Recently I wondered why my router shows a constant downstream of 5 MBit/s, while I am downloading almost no data. I discovered the "packet logging" function of my router, with which I was able to log all the traffic in the wireshark format. And I recognized that 80% of the downstream traffic was not for my IP address, so it just gets discarded (probably). When tapping the "internet interface" of my router, I could see the downstream packets of IP-adresses that is not mine: Mail addresses from other people, DNS query responses from other people, http-responses from other people...
My question: The fact that I can see other people's downstream, is this normal or is it a misconfiguration on the side of the ISP?
I doubt that it's normal, because this causes a lot of unnecessary traffic, which is bad for me, bad for the ISP and also a data privacy issue for everyone.
No, this is not normal. Contact your provider to resolve this issue. When they can't, switch away ASAP.
It has been a while since I consulted to the telecom industry so I am going off of what is still likely.

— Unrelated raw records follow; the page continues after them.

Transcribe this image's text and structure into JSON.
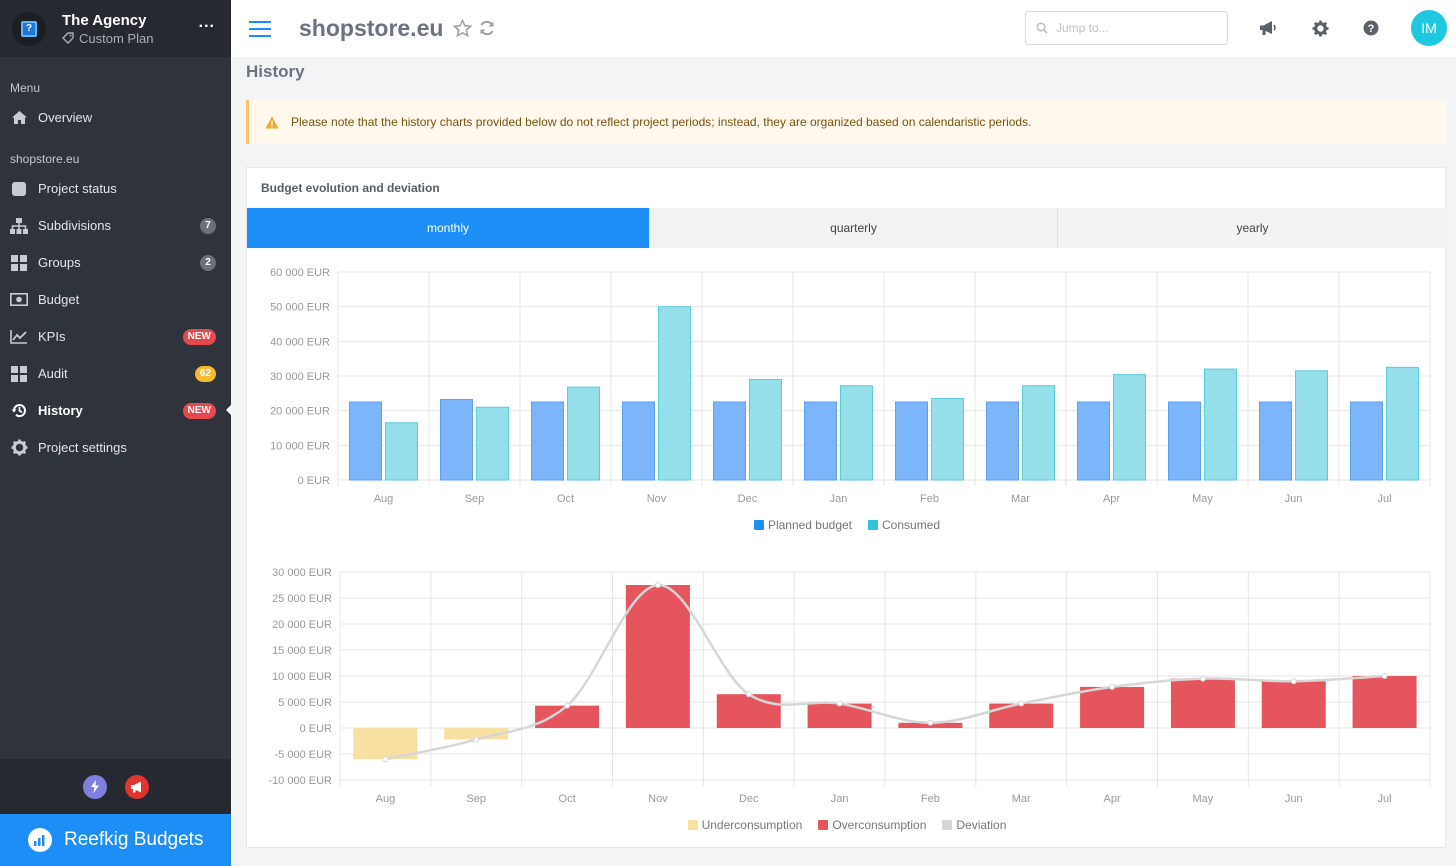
{
  "org": {
    "name": "The Agency",
    "plan": "Custom Plan",
    "menu_glyph": "..."
  },
  "sidebar": {
    "menu_label": "Menu",
    "overview_label": "Overview",
    "project_label": "shopstore.eu",
    "items": [
      {
        "label": "Project status"
      },
      {
        "label": "Subdivisions",
        "badge": "7"
      },
      {
        "label": "Groups",
        "badge": "2"
      },
      {
        "label": "Budget"
      },
      {
        "label": "KPIs",
        "badge": "NEW"
      },
      {
        "label": "Audit",
        "badge": "62"
      },
      {
        "label": "History",
        "badge": "NEW",
        "active": true
      },
      {
        "label": "Project settings"
      }
    ]
  },
  "brand": {
    "name": "Reefkig Budgets"
  },
  "header": {
    "site": "shopstore.eu",
    "search_placeholder": "Jump to...",
    "avatar_initials": "IM"
  },
  "page": {
    "title": "History",
    "notice": "Please note that the history charts provided below do not reflect project periods; instead, they are organized based on calendaristic periods."
  },
  "card": {
    "title": "Budget evolution and deviation",
    "tabs": [
      {
        "label": "monthly",
        "active": true
      },
      {
        "label": "quarterly"
      },
      {
        "label": "yearly"
      }
    ]
  },
  "colors": {
    "accent": "#1e8ef7",
    "planned": "#7db5fb",
    "consumed": "#94dfe9",
    "under": "#f8e0a0",
    "over": "#e5555d",
    "deviation": "#d6d6d6"
  },
  "chart_data": [
    {
      "type": "bar",
      "categories": [
        "Aug",
        "Sep",
        "Oct",
        "Nov",
        "Dec",
        "Jan",
        "Feb",
        "Mar",
        "Apr",
        "May",
        "Jun",
        "Jul"
      ],
      "ylim": [
        0,
        60000
      ],
      "yticks": [
        "0 EUR",
        "10 000 EUR",
        "20 000 EUR",
        "30 000 EUR",
        "40 000 EUR",
        "50 000 EUR",
        "60 000 EUR"
      ],
      "series": [
        {
          "name": "Planned budget",
          "values": [
            22500,
            23200,
            22500,
            22500,
            22500,
            22500,
            22500,
            22500,
            22500,
            22500,
            22500,
            22500
          ]
        },
        {
          "name": "Consumed",
          "values": [
            16500,
            21000,
            26800,
            50000,
            29000,
            27200,
            23500,
            27200,
            30400,
            32000,
            31500,
            32500
          ]
        }
      ],
      "legend": "bottom-center",
      "grid": true
    },
    {
      "type": "bar",
      "categories": [
        "Aug",
        "Sep",
        "Oct",
        "Nov",
        "Dec",
        "Jan",
        "Feb",
        "Mar",
        "Apr",
        "May",
        "Jun",
        "Jul"
      ],
      "ylim": [
        -10000,
        30000
      ],
      "yticks": [
        "-10 000 EUR",
        "-5 000 EUR",
        "0 EUR",
        "5 000 EUR",
        "10 000 EUR",
        "15 000 EUR",
        "20 000 EUR",
        "25 000 EUR",
        "30 000 EUR"
      ],
      "values": [
        -6000,
        -2200,
        4300,
        27500,
        6500,
        4700,
        1000,
        4700,
        7900,
        9500,
        9000,
        10000
      ],
      "series": [
        {
          "name": "Underconsumption"
        },
        {
          "name": "Overconsumption"
        },
        {
          "name": "Deviation"
        }
      ],
      "legend": "bottom-center",
      "grid": true
    }
  ]
}
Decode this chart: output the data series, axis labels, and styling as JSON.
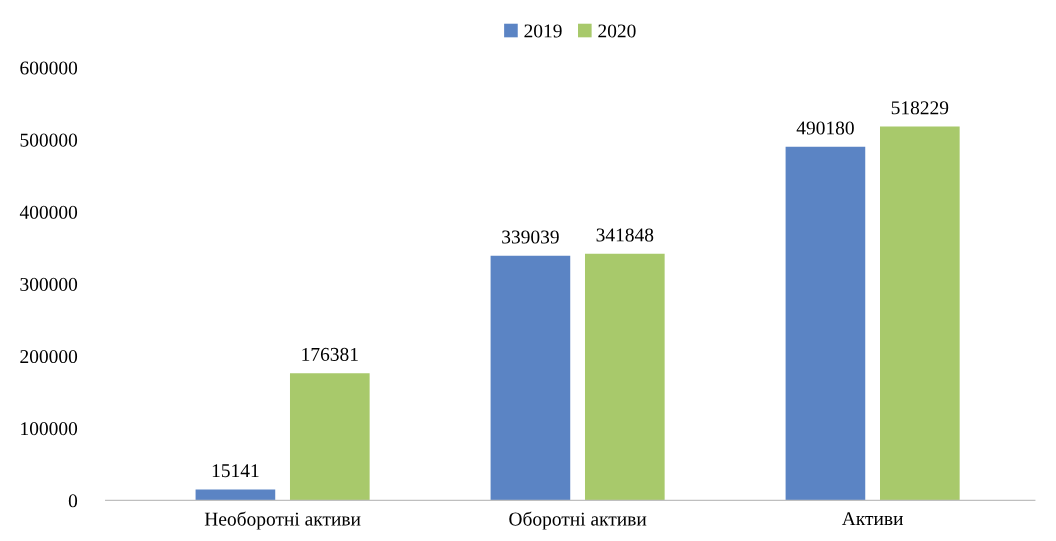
{
  "chart_data": {
    "type": "bar",
    "categories": [
      "Необоротні активи",
      "Оборотні активи",
      "Активи"
    ],
    "series": [
      {
        "name": "2019",
        "color": "#5b84c4",
        "values": [
          15141,
          339039,
          490180
        ]
      },
      {
        "name": "2020",
        "color": "#a8c96b",
        "values": [
          176381,
          341848,
          518229
        ]
      }
    ],
    "ylim": [
      0,
      600000
    ],
    "yticks": [
      0,
      100000,
      200000,
      300000,
      400000,
      500000,
      600000
    ],
    "data_labels": true,
    "grid": false,
    "legend": "top"
  }
}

For DSL, this is sub-par. You should never see traffic destined for another IP address. I would check with your provider. This is not a standard configuration and it is likely that there are some settings in the RedBack that are not right. Each connection should be segmented and the bandwidth you are paying for by contract is being wasted. DSL connections are frame connections when you whittle through all of the protocols. This means that your frame connection must only see the traffic for your segment.
For Cable, this is normal. Cable is segmented by neighborhoods depending upon area saturation. A neighborhood could be many miles or one block. This is normal since cable is not a frame connection but based upon broadcast standards much like ethernet over thin-net/thick-net back in the day. Your cable router may or may not enforce network segmentation depending upon the router, either by age or by model. Cable connections almost always see traffic on the WAN side that is not intended for the LAN. But sometimes WAN traffic can be seen on the LAN side. This is not unusual even today with the larger carriers.
If it's cable, by definition it's shared circuit. Seeing other people's downstream under global logging of all packets would be normal.
Promisc mode cable gear would be an interesting anomaly but that sounds like exactly what is happening.